Angels Fifth Starter: Who Ya Got?
The Angels are poised to enter the 2012 season with one of the top starting rotations in all of baseball. From spots 1-4, the team has great arms that could be aces on most other staffs around baseball with 2011 Cy Young runner-up Jared Weaver, iron-man Dan Haren, newly acquired C.J. Wilson, and Spring Training All-Star Ervin Santana. Each of the four finished in the top 14 of ERA last season and will continue to benefit from the pitcher-friendly confines of Angel Stadium. That group, minus Wilson, finished 2011 as the second best rotation in baseball behind only the Tampa Bay Rays, and will look to finish tops in 2012. The only question that remains about this starting rotation is who will throw fifth?
Entering the spring, it looked like journeyman Jerome Williams would take that role, but a strained hamstring has kept him from throwing since March 2. That’s opened the door for young hurler Garrett Richards to have himself a nice spring and stake his own claim for that spot in the rotation. Now, it’s being reported that the Angels are interested in brining in free agent Roy Oswalt, who would undoubtedly fit nicely into that number five hole. So, who’s it going to be when the regular season rolls around?

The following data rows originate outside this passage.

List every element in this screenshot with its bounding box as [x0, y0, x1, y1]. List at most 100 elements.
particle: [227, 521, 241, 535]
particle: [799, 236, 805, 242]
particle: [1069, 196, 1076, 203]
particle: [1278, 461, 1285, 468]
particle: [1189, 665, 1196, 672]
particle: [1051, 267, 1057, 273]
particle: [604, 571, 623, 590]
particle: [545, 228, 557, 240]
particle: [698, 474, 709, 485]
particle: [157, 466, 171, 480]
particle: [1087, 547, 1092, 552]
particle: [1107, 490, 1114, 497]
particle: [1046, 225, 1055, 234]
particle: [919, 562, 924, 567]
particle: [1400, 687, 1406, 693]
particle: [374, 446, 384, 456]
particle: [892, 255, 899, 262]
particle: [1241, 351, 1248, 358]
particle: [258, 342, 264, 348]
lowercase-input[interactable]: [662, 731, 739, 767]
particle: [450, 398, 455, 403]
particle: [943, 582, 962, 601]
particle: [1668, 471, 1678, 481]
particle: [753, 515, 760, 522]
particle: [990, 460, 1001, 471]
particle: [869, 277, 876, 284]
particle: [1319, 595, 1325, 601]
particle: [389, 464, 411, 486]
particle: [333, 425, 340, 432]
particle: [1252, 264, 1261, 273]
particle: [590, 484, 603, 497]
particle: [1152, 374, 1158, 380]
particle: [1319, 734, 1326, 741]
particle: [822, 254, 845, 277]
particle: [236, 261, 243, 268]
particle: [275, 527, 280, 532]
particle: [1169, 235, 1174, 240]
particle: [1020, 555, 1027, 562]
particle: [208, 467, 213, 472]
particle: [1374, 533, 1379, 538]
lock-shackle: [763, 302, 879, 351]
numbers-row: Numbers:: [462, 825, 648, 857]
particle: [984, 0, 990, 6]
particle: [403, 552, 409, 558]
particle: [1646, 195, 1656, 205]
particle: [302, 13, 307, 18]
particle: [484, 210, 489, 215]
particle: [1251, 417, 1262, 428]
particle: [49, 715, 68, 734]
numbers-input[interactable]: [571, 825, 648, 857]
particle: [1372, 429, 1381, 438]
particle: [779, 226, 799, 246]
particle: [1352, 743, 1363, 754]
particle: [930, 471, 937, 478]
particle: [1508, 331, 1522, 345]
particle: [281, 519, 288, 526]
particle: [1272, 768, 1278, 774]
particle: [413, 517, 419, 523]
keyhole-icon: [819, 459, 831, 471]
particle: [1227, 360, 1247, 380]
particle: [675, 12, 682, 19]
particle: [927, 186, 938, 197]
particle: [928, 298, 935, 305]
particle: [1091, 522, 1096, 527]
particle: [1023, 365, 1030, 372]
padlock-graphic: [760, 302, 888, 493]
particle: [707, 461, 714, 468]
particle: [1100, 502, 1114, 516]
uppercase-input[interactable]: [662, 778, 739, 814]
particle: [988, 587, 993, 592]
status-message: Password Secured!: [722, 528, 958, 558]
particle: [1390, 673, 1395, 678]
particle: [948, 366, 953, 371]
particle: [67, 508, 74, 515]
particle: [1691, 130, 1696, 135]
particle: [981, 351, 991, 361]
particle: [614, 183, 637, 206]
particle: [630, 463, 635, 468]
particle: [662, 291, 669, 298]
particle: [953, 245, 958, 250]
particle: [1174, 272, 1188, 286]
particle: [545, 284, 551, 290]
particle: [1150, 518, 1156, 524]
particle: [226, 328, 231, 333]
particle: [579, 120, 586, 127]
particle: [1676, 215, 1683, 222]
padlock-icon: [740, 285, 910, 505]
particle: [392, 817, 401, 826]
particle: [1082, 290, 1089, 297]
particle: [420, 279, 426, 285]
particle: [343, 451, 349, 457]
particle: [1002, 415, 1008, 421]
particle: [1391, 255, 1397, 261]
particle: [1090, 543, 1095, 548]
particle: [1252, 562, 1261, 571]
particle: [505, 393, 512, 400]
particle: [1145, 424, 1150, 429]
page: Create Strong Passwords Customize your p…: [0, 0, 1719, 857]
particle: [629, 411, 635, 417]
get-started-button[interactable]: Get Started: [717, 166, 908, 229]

Williams entered spring as the favorite to man the back of the rotation, but issues with the hamstring have cast some doubts. He saw his first action March 26 in a minor league appearance. If that goes well, he should have enough time to work himself back into the big league lineup and stake his claim for the fifth spot in the rotation. At 30 years old, Williams has had a long, if not always illustrious, career. After a disappointing start to his highly anticipated career with the San Francisco Giants, Williams turned it around while playing overseas and has been popping up on minor and major league rosters ever since. His last major stint in the big leagues came in 2007 with the Washington Nationals, where he posted a 7.20 ERA with a 1.73 WHIP, while going 0-5 in six starts. After a couple years bouncing around the minors, Williams made a splash coming up for the Angels last season, posting a 4-0 record in six starts with a 3.68 ERA and 1.36 WHIP. That strong showing put Williams into the lead for the fifth spot this year. But was last season’s impressive showing a flash in the pan or an indication that Williams is finally putting all that experience of his to good use? Some work this spring would be helpful in answering that question, and he’ll have some ground to make up if he wants to be a part of the rotation when the games start to matter.
Richards, at 23-years old, is the young gun of the bullpen, and has seized an opportunity this spring with the injury to Williams to try and push his way into the majors perhaps a bit ahead of schedule. Richards spent most of last season at double-A Arkansas, and put together an impressive 12-2 record. When he got called up to The Show, Richards went 0-2 in 3 starts with a 5.79 ERA and 1.64 WHIP, but his raw talent is unmistakable. He’s been showing that talent this spring, pitching nine innings and giving up just two runs with a 7:1 K:BB ratio. The team undoubtedly would like to have Richards spend some time in triple-A Salt Lake to build on his success in double-A last season and continue to refine his pitches. While Richards is unquestionably in the Angels long-term plans for the rotation, but is the best option for their fifth spot this year? While Richards is making a push, and will be the team’s best option if Williams still isn’t ready to go and the team doesn’t bring in another pitcher in the next few weeks, the team would best be served if they could give the young right-hander an extra season of experience in the minors.
Until recently, Oswalt wasn’t really an option for the Halos. Oswalt’s age, at 34, has started to take its toll, as he’s experienced some health issues over the last few seasons. Oswalt has been working on recovering this offseason as he’s weighed his options in free agency. If Oswalt can regain his health, and if the Angels can lure him out west, Oswalt would join an already stacked rotation and make it one of the toughest one through five in baseball. Oswalt’s numbers in Philadelphia last season were not his most impressive, with just a 9-10 record, but posted a 3.69 ERA and a 1.34 WHIP in just 23 starts, his lowest total since 2003. While GM Jerry Dipoto has downplayed the Angels pursuit of Oswalt (he also downplayed the interest in Pujols, though), the move would be beneficial for both sides. Oswalt would be able to ease back into a starter’s role while only putting a back of the rotation innings-load on his aged wheels, while the Angels would sure up their fifth spot in the rotation until their younger prospects, like Richards, were ready for the majors.
So what will the Angels do? Well, as HH editor MJ said yesterday, the Angels should throw everything they can behind a play for Oswalt. He would solidify the Angels rotation and galvanize the unit into the best in baseball. That would also allow Richards to get some extra seasoning in the minors for another year and allow Williams to fill a long-relief/spot starter role for the Angels. Giving Richards time to mature in a positive and natural progression would benefit the Halos in the long run, and adding Oswalt would bolster their short term prospects of a deep playoff run in 2012.